To sum up, the device according to the invention offers considerably improved poking capacity and an extremely reliable way of positionally adjusting the control sleeve 5, and this, moreover, at lower cost compared with previously known devices. The inventor has succeeded in overcoming a technical prejudice by showing that electrically driven apparatus having suitable protection measures can be effectively used even in a very dirty environment exhibiting a high ambient temperature.
The invention is not limited to the embodiment described above and illustrated in the drawings, but can freely be varied within the scope of the following patent claims.

Claims (4)

Claims

1. Device for manoeuvring an air-control mechanism (1) in a furnace, of the soda furnace type for the combustion of waste liquor, provided with a plurality of air-supply ports (3) in its walls (2), in which the said ports (3) communicate with an air box (4) and in which each port (3) is provided with a control member (5) which can be axially displaced forwards and backwards for positional adjustment relative to the said port for the purpose of determining the volume of air passing through the port, and in which the said control member (5) is additionally arranged to be moved past the set air-regulating position, so that its end (10) during a so called poking motion penetrates the port (3) in order to remove coatings which have been deposited in the said port, c h a r a c t e r i z e d in that the control member (5) is connected to a, by an electric motor (14) driven, mechanical jack screw (13), with a gear ratio of at least 1:5, preferably 1:7, for the realization of the control member's (5) axial motions both for air-regulating positional adjustment and for the removal of in particular seriously solidified coatings.

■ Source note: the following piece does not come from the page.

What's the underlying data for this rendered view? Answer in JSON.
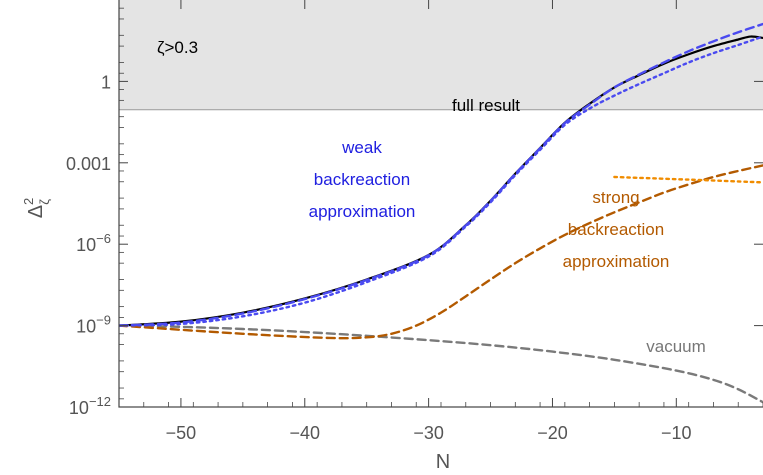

2. Device according to Patent Claim 1, c h a r a c t e r i z e d i n that the axial position of the control member (5) is clearly determined by the gear ratio of the jack screw (13) and the rotation speed and running time of the motor (14).

3. Device according to Patent Claim 1, c h a r a c t e r i z e d i n that the mutual axial position of the control members (5) is such that a vortex motion in the horizontal plane is realized by means of the combustion air supplied through the ports (3).

4. Device according to Patent Claim 3, in which at least two of the furnace walls (2) are provided with their own individual aggregate (9) having ports (3), disposed alongside one another, with associated control members (5), c h a r a c t e r i z e d i n that those control members (5) which are located on a first side of the centreline (12) of the aggregate have been positioned at a greater axial distance from their respective ports (3) than those control members (5) which are located on the other side of the said centreline (12), in such a way that the supplied combustion air makes a positive contribution to the said vortex motion.